On August 2, 2016 the Treasury released proposed regulations under section 2704 of the Internal Revenue Code. These proposed regulations, as currently drafted, would produce significant changes to how family-controlled entities are valued for estate and gift tax purposes.

Section 2704 of the Internal Revenue Code, enacted in 1990, addresses family-owned entities and the valuation discounts that are permitted for transfers of these entities to family members. In general, the regulations provide certain situations where restrictions related to control or liquidation of the entity will be disregarded for valuation purposes.

The proposed regulations, if adopted, would vastly expand which restrictions are disregarded for purposes of valuing the transferred interest and would effectively eliminate minority discounts and narrow the scope of marketability discounts for interests in family-controlled entities transferred to family members. The proposed regulations apply not only to non-operating entities, but will affect active operating businesses as well.

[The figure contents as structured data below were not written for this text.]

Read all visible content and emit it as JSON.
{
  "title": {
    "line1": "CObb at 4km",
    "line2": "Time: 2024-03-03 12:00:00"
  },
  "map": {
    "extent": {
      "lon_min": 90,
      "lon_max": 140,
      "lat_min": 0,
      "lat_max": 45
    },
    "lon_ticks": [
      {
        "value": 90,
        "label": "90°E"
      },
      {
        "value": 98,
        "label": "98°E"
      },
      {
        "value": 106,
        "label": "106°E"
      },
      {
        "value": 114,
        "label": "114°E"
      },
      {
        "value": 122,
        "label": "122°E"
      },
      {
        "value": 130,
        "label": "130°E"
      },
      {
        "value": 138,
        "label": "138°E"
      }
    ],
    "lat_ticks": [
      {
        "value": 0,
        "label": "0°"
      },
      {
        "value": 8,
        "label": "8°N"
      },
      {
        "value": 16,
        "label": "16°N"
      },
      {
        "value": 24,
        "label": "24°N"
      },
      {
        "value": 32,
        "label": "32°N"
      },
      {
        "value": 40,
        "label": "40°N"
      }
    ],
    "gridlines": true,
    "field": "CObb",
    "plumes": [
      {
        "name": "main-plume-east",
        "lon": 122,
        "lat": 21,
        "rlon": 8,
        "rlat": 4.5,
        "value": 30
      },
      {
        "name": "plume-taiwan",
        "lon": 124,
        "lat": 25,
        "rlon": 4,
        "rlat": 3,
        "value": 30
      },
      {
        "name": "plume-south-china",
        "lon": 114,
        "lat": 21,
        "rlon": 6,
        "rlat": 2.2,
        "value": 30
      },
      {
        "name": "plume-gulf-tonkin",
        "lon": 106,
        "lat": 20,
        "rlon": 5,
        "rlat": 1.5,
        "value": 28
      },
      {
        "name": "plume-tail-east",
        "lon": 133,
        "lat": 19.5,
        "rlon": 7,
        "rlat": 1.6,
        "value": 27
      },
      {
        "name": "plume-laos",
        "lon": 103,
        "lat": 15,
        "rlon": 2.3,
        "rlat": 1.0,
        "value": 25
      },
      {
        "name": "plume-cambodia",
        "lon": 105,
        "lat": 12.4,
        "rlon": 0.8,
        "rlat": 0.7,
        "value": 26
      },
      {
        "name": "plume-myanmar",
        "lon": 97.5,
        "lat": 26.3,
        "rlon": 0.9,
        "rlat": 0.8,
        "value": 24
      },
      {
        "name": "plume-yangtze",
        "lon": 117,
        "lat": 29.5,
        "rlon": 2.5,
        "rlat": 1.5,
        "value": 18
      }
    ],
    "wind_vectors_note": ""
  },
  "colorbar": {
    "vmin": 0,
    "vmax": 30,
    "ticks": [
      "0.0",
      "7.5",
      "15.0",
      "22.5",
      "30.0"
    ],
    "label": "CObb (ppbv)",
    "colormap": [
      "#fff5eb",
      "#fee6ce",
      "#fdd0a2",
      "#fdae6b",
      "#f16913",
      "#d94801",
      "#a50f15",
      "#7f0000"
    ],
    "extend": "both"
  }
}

There will be a public hearing to discuss the proposed regulations on December 1, 2016, and the Treasury has stated that regulations will not become effective until at least 30 days after this hearing; therefore, the earliest that these regulations would become effective is January 2017.

The impact of these proposed regulations will not be fully understood until they are issued in final form. There will likely be much debate about the regulations at the December hearing and it is not uncommon for proposed regulations to be altered before they become final.

If the regulations are issued in their current form, a significant opportunity to transfer wealth and reduce gift and estate taxes will be lost. Clients who are considering transferring interests in family-controlled entities to other family members should consult with their advisory team as soon as possible to determine whether those transfers should be accelerated to take advantage of this window of opportunity before final regulations are issued.